Opinion

The ‘Jewish Quarter’ between drama and historical fact

The community depicted in the TV series “The Jewish Quarter” was an open community, with relationships based on civil grounds, not on beliefs. Today, six decades later, this community hardly exists.
 
Yet drama is different from historical documentation, in that it provides an artistic vision, as opposed to a recording of historical facts. Despite that, the series has been widely criticized.
 
Drama creates a beautified world that relates to reality, but is not necessarily identical to it, for art uses fantasies, metaphors and symbols in handling any subject. Historical drama tactfully combines imagination and reality in a beautiful and artistic mold.
 
Historical drama is often influenced by the artist’s intellectual tendencies and political affiliations, involving bias about certain interpretations of historical events that bear different readings.
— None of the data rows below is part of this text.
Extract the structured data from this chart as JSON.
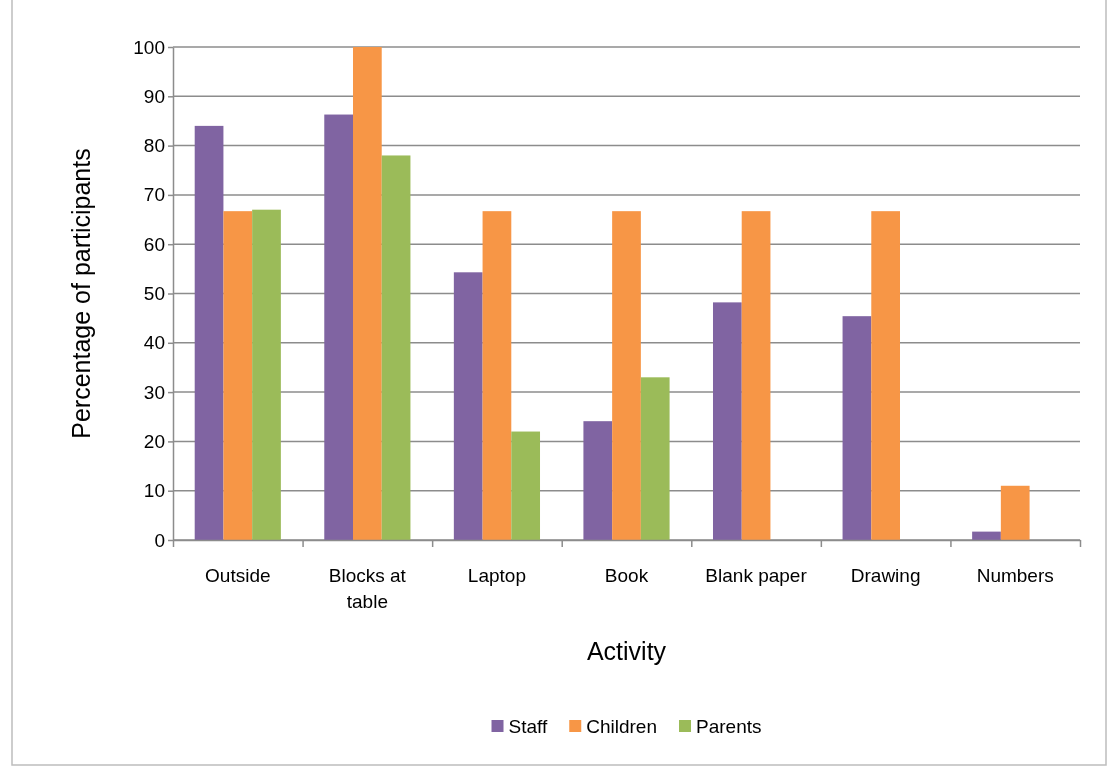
{
  "chart_data": {
    "type": "bar",
    "xlabel": "Activity",
    "ylabel": "Percentage of participants",
    "categories": [
      "Outside",
      "Blocks at table",
      "Laptop",
      "Book",
      "Blank paper",
      "Drawing",
      "Numbers"
    ],
    "series": [
      {
        "name": "Staff",
        "color": "#8064a2",
        "values": [
          84,
          86.3,
          54.3,
          24.1,
          48.2,
          45.4,
          1.7
        ]
      },
      {
        "name": "Children",
        "color": "#f79646",
        "values": [
          66.7,
          100,
          66.7,
          66.7,
          66.7,
          66.7,
          11
        ]
      },
      {
        "name": "Parents",
        "color": "#9bbb59",
        "values": [
          67,
          78,
          22,
          33,
          null,
          null,
          null
        ]
      }
    ],
    "ylim": [
      0,
      100
    ],
    "yticks": [
      0,
      10,
      20,
      30,
      40,
      50,
      60,
      70,
      80,
      90,
      100
    ],
    "grid": "y",
    "legend": "bottom"
  }
}
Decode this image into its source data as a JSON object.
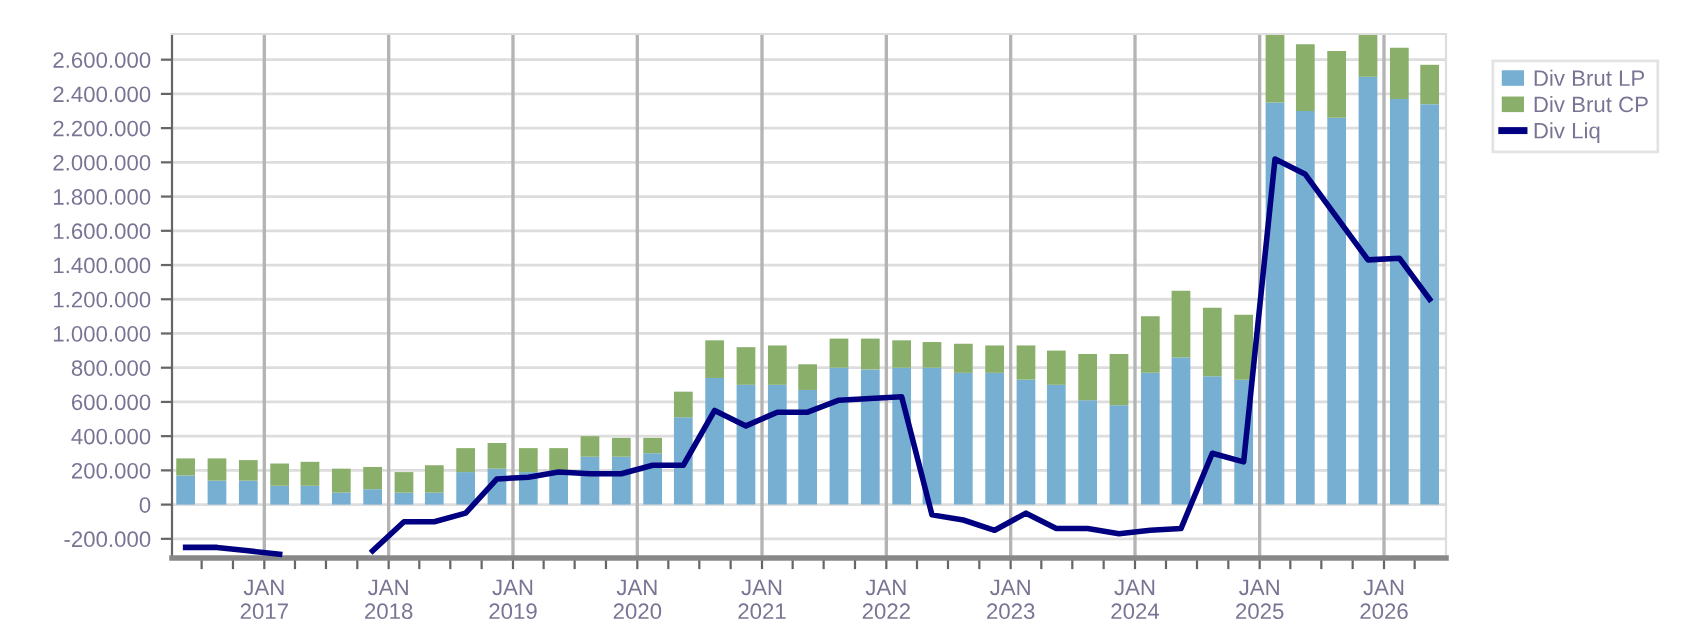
{
  "chart_data": {
    "type": "bar",
    "stacked": true,
    "x": [
      "2016-05-15",
      "2016-08-15",
      "2016-11-15",
      "2017-02-15",
      "2017-05-15",
      "2017-08-15",
      "2017-11-15",
      "2018-02-15",
      "2018-05-15",
      "2018-08-15",
      "2018-11-15",
      "2019-02-15",
      "2019-05-15",
      "2019-08-15",
      "2019-11-15",
      "2020-02-15",
      "2020-05-15",
      "2020-08-15",
      "2020-11-15",
      "2021-02-15",
      "2021-05-15",
      "2021-08-15",
      "2021-11-15",
      "2022-02-15",
      "2022-05-15",
      "2022-08-15",
      "2022-11-15",
      "2023-02-15",
      "2023-05-15",
      "2023-08-15",
      "2023-11-15",
      "2024-02-15",
      "2024-05-15",
      "2024-08-15",
      "2024-11-15",
      "2025-02-15",
      "2025-05-15",
      "2025-08-15",
      "2025-11-15",
      "2026-02-15",
      "2026-05-15"
    ],
    "series": [
      {
        "name": "Div Brut LP",
        "color": "#77afd2",
        "values": [
          170000,
          140000,
          140000,
          110000,
          110000,
          70000,
          90000,
          70000,
          70000,
          190000,
          210000,
          190000,
          200000,
          280000,
          280000,
          300000,
          510000,
          740000,
          700000,
          700000,
          670000,
          800000,
          790000,
          800000,
          800000,
          770000,
          770000,
          730000,
          700000,
          610000,
          580000,
          770000,
          860000,
          750000,
          730000,
          2350000,
          2300000,
          2260000,
          2500000,
          2370000,
          2340000
        ]
      },
      {
        "name": "Div Brut CP",
        "color": "#89af6a",
        "values": [
          100000,
          130000,
          120000,
          130000,
          140000,
          140000,
          130000,
          120000,
          160000,
          140000,
          150000,
          140000,
          130000,
          120000,
          110000,
          90000,
          150000,
          220000,
          220000,
          230000,
          150000,
          170000,
          180000,
          160000,
          150000,
          170000,
          160000,
          200000,
          200000,
          270000,
          300000,
          330000,
          390000,
          400000,
          380000,
          400000,
          390000,
          390000,
          250000,
          300000,
          230000
        ]
      },
      {
        "name": "Div Liq",
        "type": "line",
        "color": "#000080",
        "values": [
          -250000,
          -250000,
          -270000,
          -290000,
          null,
          null,
          -270000,
          -100000,
          -100000,
          -50000,
          150000,
          160000,
          190000,
          180000,
          180000,
          230000,
          230000,
          550000,
          460000,
          540000,
          540000,
          610000,
          620000,
          630000,
          -60000,
          -90000,
          -150000,
          -50000,
          -140000,
          -140000,
          -170000,
          -150000,
          -140000,
          300000,
          250000,
          2020000,
          1930000,
          1680000,
          1430000,
          1440000,
          1200000
        ]
      }
    ],
    "ylim": [
      -312000,
      2750000
    ],
    "yticks": [
      {
        "value": -200000,
        "label": "-200.000"
      },
      {
        "value": 0,
        "label": "0"
      },
      {
        "value": 200000,
        "label": "200.000"
      },
      {
        "value": 400000,
        "label": "400.000"
      },
      {
        "value": 600000,
        "label": "600.000"
      },
      {
        "value": 800000,
        "label": "800.000"
      },
      {
        "value": 1000000,
        "label": "1.000.000"
      },
      {
        "value": 1200000,
        "label": "1.200.000"
      },
      {
        "value": 1400000,
        "label": "1.400.000"
      },
      {
        "value": 1600000,
        "label": "1.600.000"
      },
      {
        "value": 1800000,
        "label": "1.800.000"
      },
      {
        "value": 2000000,
        "label": "2.000.000"
      },
      {
        "value": 2200000,
        "label": "2.200.000"
      },
      {
        "value": 2400000,
        "label": "2.400.000"
      },
      {
        "value": 2600000,
        "label": "2.600.000"
      }
    ],
    "xlim": [
      "2016-04-05",
      "2026-07-02"
    ],
    "xticks": [
      {
        "value": "2016-07-01",
        "label": null
      },
      {
        "value": "2016-10-01",
        "label": null
      },
      {
        "value": "2017-01-01",
        "label": "JAN\n2017"
      },
      {
        "value": "2017-04-01",
        "label": null
      },
      {
        "value": "2017-07-01",
        "label": null
      },
      {
        "value": "2017-10-01",
        "label": null
      },
      {
        "value": "2018-01-01",
        "label": "JAN\n2018"
      },
      {
        "value": "2018-04-01",
        "label": null
      },
      {
        "value": "2018-07-01",
        "label": null
      },
      {
        "value": "2018-10-01",
        "label": null
      },
      {
        "value": "2019-01-01",
        "label": "JAN\n2019"
      },
      {
        "value": "2019-04-01",
        "label": null
      },
      {
        "value": "2019-07-01",
        "label": null
      },
      {
        "value": "2019-10-01",
        "label": null
      },
      {
        "value": "2020-01-01",
        "label": "JAN\n2020"
      },
      {
        "value": "2020-04-01",
        "label": null
      },
      {
        "value": "2020-07-01",
        "label": null
      },
      {
        "value": "2020-10-01",
        "label": null
      },
      {
        "value": "2021-01-01",
        "label": "JAN\n2021"
      },
      {
        "value": "2021-04-01",
        "label": null
      },
      {
        "value": "2021-07-01",
        "label": null
      },
      {
        "value": "2021-10-01",
        "label": null
      },
      {
        "value": "2022-01-01",
        "label": "JAN\n2022"
      },
      {
        "value": "2022-04-01",
        "label": null
      },
      {
        "value": "2022-07-01",
        "label": null
      },
      {
        "value": "2022-10-01",
        "label": null
      },
      {
        "value": "2023-01-01",
        "label": "JAN\n2023"
      },
      {
        "value": "2023-04-01",
        "label": null
      },
      {
        "value": "2023-07-01",
        "label": null
      },
      {
        "value": "2023-10-01",
        "label": null
      },
      {
        "value": "2024-01-01",
        "label": "JAN\n2024"
      },
      {
        "value": "2024-04-01",
        "label": null
      },
      {
        "value": "2024-07-01",
        "label": null
      },
      {
        "value": "2024-10-01",
        "label": null
      },
      {
        "value": "2025-01-01",
        "label": "JAN\n2025"
      },
      {
        "value": "2025-04-01",
        "label": null
      },
      {
        "value": "2025-07-01",
        "label": null
      },
      {
        "value": "2025-10-01",
        "label": null
      },
      {
        "value": "2026-01-01",
        "label": "JAN\n2026"
      },
      {
        "value": "2026-04-01",
        "label": null
      }
    ],
    "grid": true,
    "legend": "top right"
  }
}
What is important here is that it should contain an artistic value, which is the first criterion it is evaluated with.
 
This is what the critics of the series failed to realize, when they dealt with it as if it was a documentary film and not a work of art.
 
But historical drama should not counterfeit facts that are already controversial for the mere sake of presenting a certain intellectually or politically-oriented artistic vision.
 
“The Jewish Quarter” series did not do this.
 
Another thing a historical drama should do is maintain full accuracy of the pattern of life of the time period it depicts, in terms of the clothes that the actors wear, the tools they use, the places they are filmed in and so forth.
 
With only a few exceptions, such as certain buildings that were too modern for the time period of the series, and the scene in which the actress sold Paco Rabanne perfume, a brand that was founded in 1966, the series has  maintained the pattern of life of the time to a great extent.
 
Among the most controversial issues that we saw in the series was the relationship between the Zionist Movement and the Jews of the Egyptian Communist Movement, for although the Communist Movement was against Zionism, there were stories about some of its members encouraging emigration to Israel when Palestine was divided. 
 
Another issue was the violent acts carried out by the Muslim Brotherhood against properties in the Jewish quarter, which some interpreted as an intrinsic trait of the Brotherhood since its inception, while others considered it a reaction to Zionist atrocities committed in Palestine.
 
The third issue was that of the broken weapons, for it was never discovered whether the arms dealers knew they were not working or they bought them because they had no experience in this field.